Curator Manuela Mena, herself a drawing specialist, has integrated Manet's sketches with his paintings. "In copying a Renaissance work," she says, "he selects a single figure for its expressivity, capturing what's original and new." Further, the dead-on accuracy in these drawings underscores the purposefulness of his later distortions.

The installation points out Manet's other dialogues with the past too. His "Portrait of Zola," for example, wittily recalls two Velazquez paintings, the dwarf "El Primo" and "Los Borrachos." All three paintings hang in proximity.
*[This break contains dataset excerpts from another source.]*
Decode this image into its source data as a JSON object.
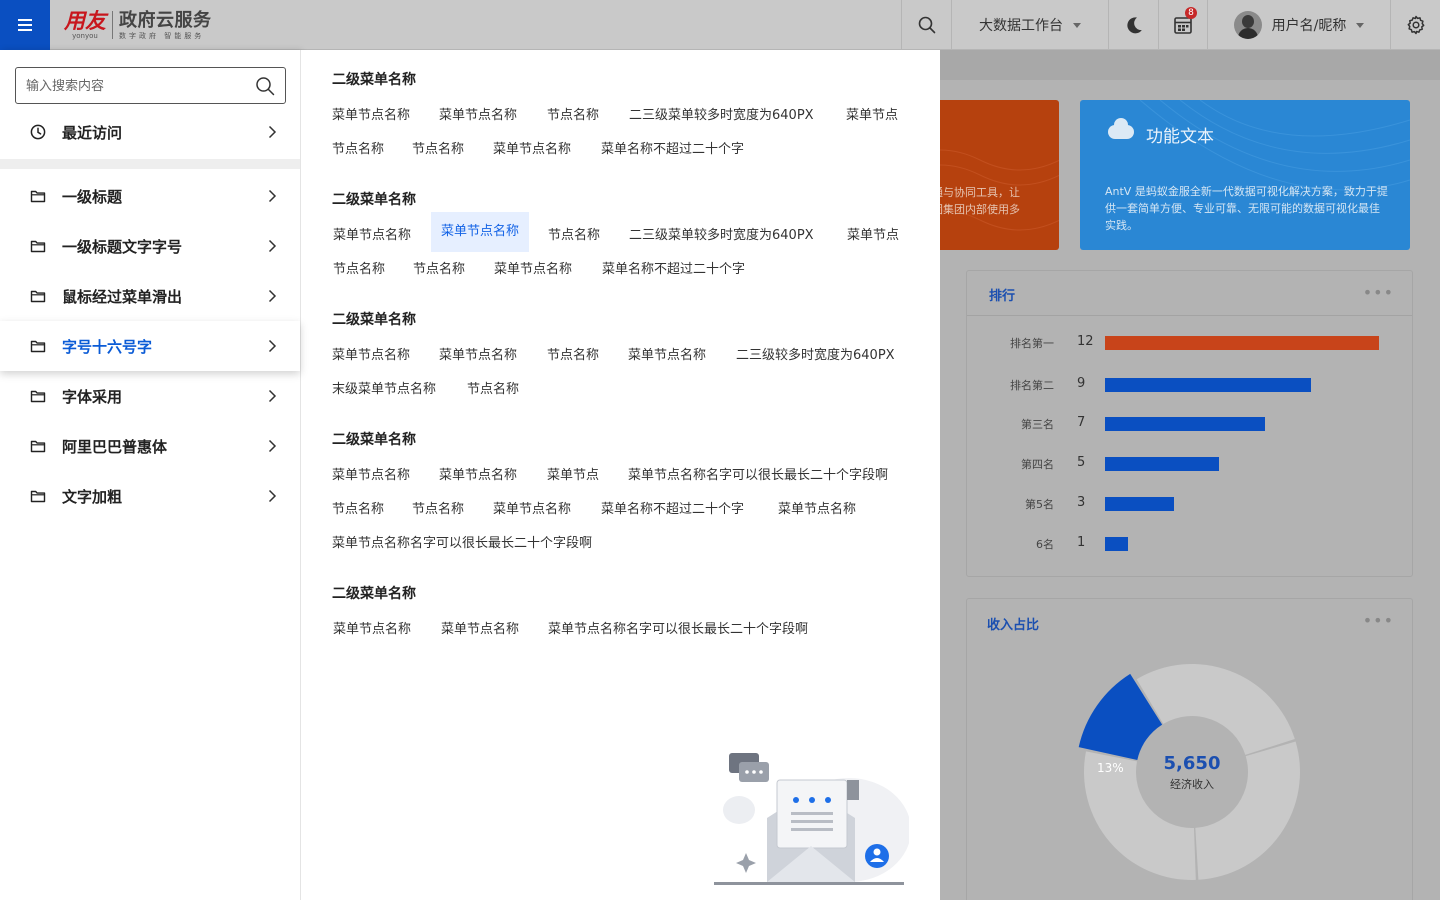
{
  "header": {
    "menu_icon": "hamburger-icon",
    "logo": {
      "brand": "用友",
      "brand_sub": "yonyou",
      "product": "政府云服务",
      "slogan": "数字政府 智能服务"
    },
    "workbench_label": "大数据工作台",
    "notification_count": "8",
    "username": "用户名/昵称",
    "icons": {
      "search": "search-icon",
      "theme": "moon-icon",
      "notice": "calendar-icon",
      "settings": "gear-icon"
    }
  },
  "sidebar": {
    "search_placeholder": "输入搜索内容",
    "recent_label": "最近访问",
    "items": [
      {
        "label": "一级标题"
      },
      {
        "label": "一级标题文字字号"
      },
      {
        "label": "鼠标经过菜单滑出"
      },
      {
        "label": "字号十六号字",
        "active": true
      },
      {
        "label": "字体采用"
      },
      {
        "label": "阿里巴巴普惠体"
      },
      {
        "label": "文字加粗"
      }
    ]
  },
  "flyout": {
    "groups": [
      {
        "title": "二级菜单名称",
        "rows": [
          [
            "菜单节点名称",
            "菜单节点名称",
            "节点名称",
            "二三级菜单较多时宽度为640PX",
            "菜单节点"
          ],
          [
            "节点名称",
            "节点名称",
            "菜单节点名称",
            "菜单名称不超过二十个字"
          ]
        ]
      },
      {
        "title": "二级菜单名称",
        "rows": [
          [
            "菜单节点名称",
            "菜单节点名称",
            "节点名称",
            "二三级菜单较多时宽度为640PX",
            "菜单节点"
          ],
          [
            "节点名称",
            "节点名称",
            "菜单节点名称",
            "菜单名称不超过二十个字"
          ]
        ]
      },
      {
        "title": "二级菜单名称",
        "rows": [
          [
            "菜单节点名称",
            "菜单节点名称",
            "节点名称",
            "菜单节点名称",
            "二三级较多时宽度为640PX"
          ],
          [
            "末级菜单节点名称",
            "节点名称"
          ]
        ]
      },
      {
        "title": "二级菜单名称",
        "rows": [
          [
            "菜单节点名称",
            "菜单节点名称",
            "菜单节点",
            "菜单节点名称名字可以很长最长二十个字段啊"
          ],
          [
            "节点名称",
            "节点名称",
            "菜单节点名称",
            "菜单名称不超过二十个字",
            "菜单节点名称"
          ],
          [
            "菜单节点名称名字可以很长最长二十个字段啊"
          ]
        ]
      },
      {
        "title": "二级菜单名称",
        "rows": [
          [
            "菜单节点名称",
            "菜单节点名称",
            "菜单节点名称名字可以很长最长二十个字段啊"
          ]
        ]
      }
    ]
  },
  "dashboard": {
    "card_orange_text": [
      "通与协同工具，让",
      "团集团内部使用多"
    ],
    "card_blue": {
      "title": "功能文本",
      "icon": "cloud-icon",
      "desc": "AntV 是蚂蚁金服全新一代数据可视化解决方案，致力于提供一套简单方便、专业可靠、无限可能的数据可视化最佳实践。"
    },
    "rank_panel_title": "排行",
    "income_panel_title": "收入占比"
  },
  "chart_data": [
    {
      "type": "bar",
      "orientation": "horizontal",
      "title": "排行",
      "categories": [
        "排名第一",
        "排名第二",
        "第三名",
        "第四名",
        "第5名",
        "6名"
      ],
      "values": [
        12,
        9,
        7,
        5,
        3,
        1
      ],
      "colors": [
        "#c8441a",
        "#0a4fc1",
        "#0a4fc1",
        "#0a4fc1",
        "#0a4fc1",
        "#0a4fc1"
      ],
      "xlim": [
        0,
        12
      ]
    },
    {
      "type": "pie",
      "title": "收入占比",
      "center_value": "5,650",
      "center_label": "经济收入",
      "slices": [
        {
          "label": "13%",
          "value": 13,
          "color": "#0a4fc1"
        },
        {
          "value": 29,
          "color": "#c9c9c9"
        },
        {
          "value": 29,
          "color": "#c9c9c9"
        },
        {
          "value": 29,
          "color": "#c9c9c9"
        }
      ]
    }
  ]
}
Displaying Manet's 1867 work "Execution of Maximilian" together with the picture that inspired it, Goya's 1808 "Third of May," lays out critical steps in the evolution of painting from romantic to modern. The tone goes from operatic to ironic, from hot to cool.

Paris in Manet's day went mad for everything Spanish. The Iberian craze influenced all the arts: from Victor Hugo's play "Hernani" and Prosper Merimee's "Carmen" to the Spanish dancers Manet repeatedly painted. "Spanish" signified colorful, exotic, a little racy. (In his studio Manet kept Spanish costumes that appear in multiple paintings in the show.)
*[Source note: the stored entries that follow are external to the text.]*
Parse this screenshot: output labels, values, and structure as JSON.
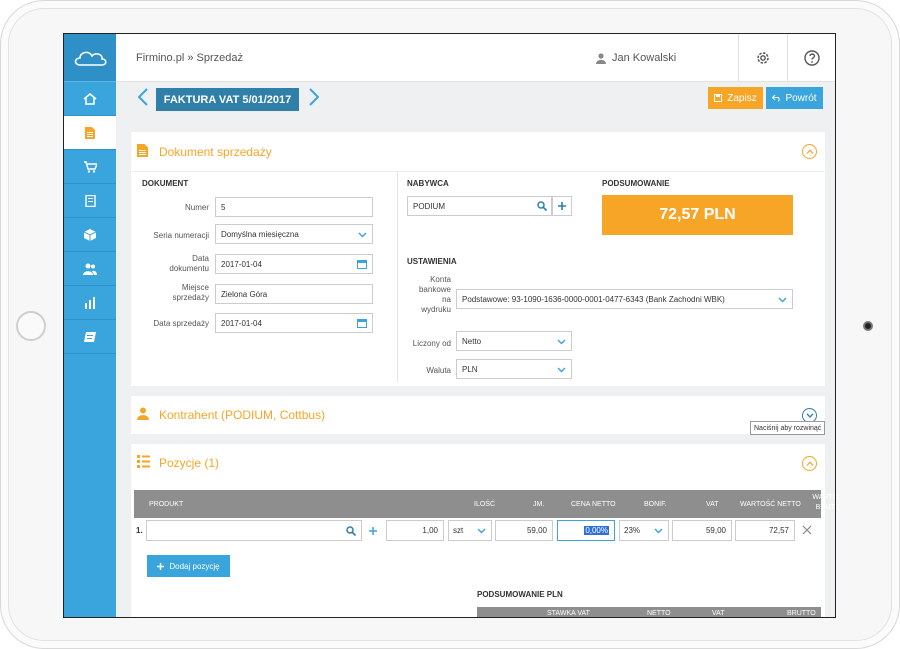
{
  "topbar": {
    "breadcrumb": "Firmino.pl » Sprzedaż",
    "user_name": "Jan Kowalski"
  },
  "titlebar": {
    "document_title": "FAKTURA VAT 5/01/2017",
    "save_label": "Zapisz",
    "back_label": "Powrót"
  },
  "sidebar": {
    "items": [
      {
        "icon": "home-icon"
      },
      {
        "icon": "document-icon",
        "active": true
      },
      {
        "icon": "cart-icon"
      },
      {
        "icon": "book-icon"
      },
      {
        "icon": "box-icon"
      },
      {
        "icon": "users-icon"
      },
      {
        "icon": "chart-icon"
      },
      {
        "icon": "notebook-icon"
      }
    ]
  },
  "document_section": {
    "title": "Dokument sprzedaży",
    "dokument": {
      "label": "DOKUMENT",
      "numer_label": "Numer",
      "numer_value": "5",
      "seria_label": "Seria numeracji",
      "seria_value": "Domyślna miesięczna",
      "data_dok_label_1": "Data",
      "data_dok_label_2": "dokumentu",
      "data_dok_value": "2017-01-04",
      "miejsce_label_1": "Miejsce",
      "miejsce_label_2": "sprzedaży",
      "miejsce_value": "Zielona Góra",
      "data_sprz_label": "Data sprzedaży",
      "data_sprz_value": "2017-01-04"
    },
    "nabywca": {
      "label": "NABYWCA",
      "value": "PODIUM"
    },
    "podsumowanie": {
      "label": "PODSUMOWANIE",
      "total": "72,57 PLN"
    },
    "ustawienia": {
      "label": "USTAWIENIA",
      "konta_label_1": "Konta",
      "konta_label_2": "bankowe",
      "konta_label_3": "na",
      "konta_label_4": "wydruku",
      "konta_value": "Podstawowe: 93-1090-1636-0000-0001-0477-6343 (Bank Zachodni WBK)",
      "liczony_label": "Liczony od",
      "liczony_value": "Netto",
      "waluta_label": "Waluta",
      "waluta_value": "PLN"
    }
  },
  "kontrahent_section": {
    "title": "Kontrahent (PODIUM, Cottbus)",
    "tooltip": "Naciśnij aby rozwinąć"
  },
  "pozycje_section": {
    "title": "Pozycje (1)",
    "headers": {
      "produkt": "PRODUKT",
      "ilosc": "ILOŚĆ",
      "jm": "JM.",
      "cena": "CENA NETTO",
      "bonif": "BONIF.",
      "vat": "VAT",
      "wartosc_netto": "WARTOŚĆ NETTO",
      "wartosc_brutto_1": "WARTOŚĆ",
      "wartosc_brutto_2": "BRUTTO"
    },
    "row": {
      "num": "1.",
      "ilosc": "1,00",
      "jm": "szt",
      "cena": "59,00",
      "bonif": "0,00%",
      "vat": "23%",
      "netto": "59,00",
      "brutto": "72,57"
    },
    "add_label": "Dodaj pozycję"
  },
  "summary": {
    "label": "PODSUMOWANIE PLN",
    "headers": [
      "STAWKA VAT",
      "NETTO",
      "VAT",
      "BRUTTO"
    ]
  },
  "colors": {
    "accent_blue": "#3aa4dc",
    "accent_orange": "#f7a527",
    "dark_blue": "#2f7fa9"
  }
}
That suited Manet's realist artistic agenda. He once complained to a model who struck a classical pose, "Can't you behave naturally? Do you stand like that when you buy a bunch of radishes at your greengrocer's?" Such realism he found aplenty when he got to the Prado, like Ribera's sagging bodies with dirty toenails.
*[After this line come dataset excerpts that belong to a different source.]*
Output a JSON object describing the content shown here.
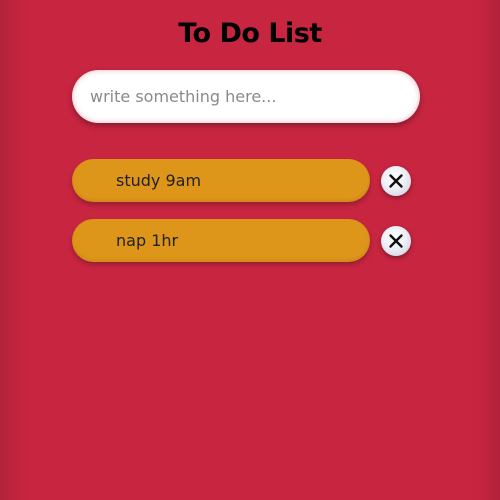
{
  "app": {
    "title": "To Do List"
  },
  "input": {
    "placeholder": "write something here...",
    "value": ""
  },
  "todos": [
    {
      "text": "study 9am",
      "delete_icon": "close-icon"
    },
    {
      "text": "nap 1hr",
      "delete_icon": "close-icon"
    }
  ],
  "colors": {
    "background": "#c72540",
    "item": "#dd951a",
    "input_bg": "#ffffff",
    "title": "#000000"
  }
}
Manet was likewise drawn to the Spanish use of unmixed colors and strong black-white contrasts, so different from the "brown sauces" of French academic art. He was attracted in particular to the 17th century Spanish court painter Velazquez, whose work he'd even copied as a student. His first Salon hit was the "Spanish Singer," and one critic declared him "the Velazquez of the boulevards."

He wasn't let down when he arrived in Madrid. After viewing genuine Velazquez canvases in profusion at the Prado, Manet declared him the greatest artist who ever lived and alone worth the journey. Over time, the Spaniard's paint handling would influence Manet's later work. Vindication for "Olympia" would come too; eventually it would be regarded as his masterpiece and the very emblem of modern art.

Manet's return to Madrid comes amid another artistic upheaval and more scandal. Some 18 months ago Edouard Serra, former Spanish defense minister who chairs the Prado's governing board, brusquely fired the museum's director. Serra replaced him with 37-year-old Miguel Zugaza -- the sixth director installed in 11 years.

The Prado, which has space to display only about 10% of its collection, was also in crisis because of a controversial $56-million expansion. Architect Rafael Moneo's plan to build a cube-like extension on the former site of the 17th century Cloister of the Jeronimos sparked protests and lawsuits from neighbors and preservationists. (Moneo is also the architect of downtown L.A.'s Cathedral of Our Lady of the Angels.)

While the previous director chose to lay low, Zugaza brilliantly and unexpectedly decided to call the world's attention to his museum. With breathtaking speed Zugaza mounted three blockbuster shows in 2003: "Vermeer and the Dutch Interior," "Titian" and now "Manet in the Prado." As curator Mena put it: "He jumped like a tiger."